Mucinous tumors of the liver are often misdiagnosed and treated improperly, but the prognosis is good after complete resection [10]. At present, surgical options include traditional open resection and laparoscopic minimally invasive resection. Laparoscopic minimally invasive surgery has more obvious advantages than traditional surgery for the treatment of hepatic mucinous tumors. As early as 2016, a study reported [11] the case of a patient who underwent laparoscopic resection of the hepatic mucinous tumor. The patient recovered quickly after laparoscopic resection of the hepatic mucinous tumor and was discharged one week after the operation. The postoperative measurement revealed that the patient’s CA19-9 level returned to the normal range (13.26 U/mL). The prognosis of patients with MCN without associated invasive carcinoma is good, but these patients have the potential for malignant transformation. Some studies [12] have found that epithelial mucinous transformation is closely related to the malignant transformation of MCN, but there is a risk of progression to malignant tumors only when the mucinous epithelium is abundant. The prognosis of associated invasive carcinoma derived from MCN can be predicted, but the current study suggests that it is better than hepatobiliary cell carcinoma [1].
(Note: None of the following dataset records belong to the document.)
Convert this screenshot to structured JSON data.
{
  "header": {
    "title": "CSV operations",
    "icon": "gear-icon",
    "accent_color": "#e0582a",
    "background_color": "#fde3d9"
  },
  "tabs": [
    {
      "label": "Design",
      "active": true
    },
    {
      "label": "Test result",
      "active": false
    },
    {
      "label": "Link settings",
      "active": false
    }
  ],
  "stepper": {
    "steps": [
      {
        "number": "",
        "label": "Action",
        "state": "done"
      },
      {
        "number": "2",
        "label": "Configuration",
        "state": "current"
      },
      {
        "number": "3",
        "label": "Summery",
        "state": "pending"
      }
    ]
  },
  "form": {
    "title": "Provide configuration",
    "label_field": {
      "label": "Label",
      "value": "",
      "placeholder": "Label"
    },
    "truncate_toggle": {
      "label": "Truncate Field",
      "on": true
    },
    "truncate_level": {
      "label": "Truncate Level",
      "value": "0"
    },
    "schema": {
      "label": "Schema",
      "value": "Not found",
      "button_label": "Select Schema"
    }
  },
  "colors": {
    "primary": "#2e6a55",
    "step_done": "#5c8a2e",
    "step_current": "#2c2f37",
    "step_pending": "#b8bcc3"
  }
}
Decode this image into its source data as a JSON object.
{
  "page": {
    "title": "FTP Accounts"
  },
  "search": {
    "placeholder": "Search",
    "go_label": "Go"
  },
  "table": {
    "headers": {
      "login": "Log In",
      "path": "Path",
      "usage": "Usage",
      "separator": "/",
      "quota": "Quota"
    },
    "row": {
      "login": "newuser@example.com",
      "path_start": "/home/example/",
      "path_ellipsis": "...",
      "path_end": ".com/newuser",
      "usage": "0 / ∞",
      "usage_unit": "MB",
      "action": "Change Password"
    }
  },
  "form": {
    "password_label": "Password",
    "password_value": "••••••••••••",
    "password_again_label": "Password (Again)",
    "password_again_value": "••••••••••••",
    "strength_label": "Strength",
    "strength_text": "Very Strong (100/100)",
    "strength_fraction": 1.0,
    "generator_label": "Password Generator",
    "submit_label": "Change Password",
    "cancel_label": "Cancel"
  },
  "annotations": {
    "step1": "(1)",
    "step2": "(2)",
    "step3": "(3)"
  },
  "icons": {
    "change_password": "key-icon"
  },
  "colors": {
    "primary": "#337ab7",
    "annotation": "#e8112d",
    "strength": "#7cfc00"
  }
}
MCN is a rare but very challenging disease. Making a definitive diagnosis before the operation is often difficult. CA19-9 serum levels are elevated in the minority of cases with mucinous cystic liver neoplasms. If not diagnosed and treated properly, the tumor may recur or even metastasize; thus, preoperative diagnosis is particularly important for the treatment outcome, and attention should be paid to hepatic cystic lesions with a thickened cyst wall or elevated CA19-9 level. Preoperative needle biopsy is difficult to perform because of the lack of solid tissue in hepatic cystic lesions. Once a malignant tumor is suspected, the most appropriate treatment is complete resection performed in strict accordance with oncological criteria.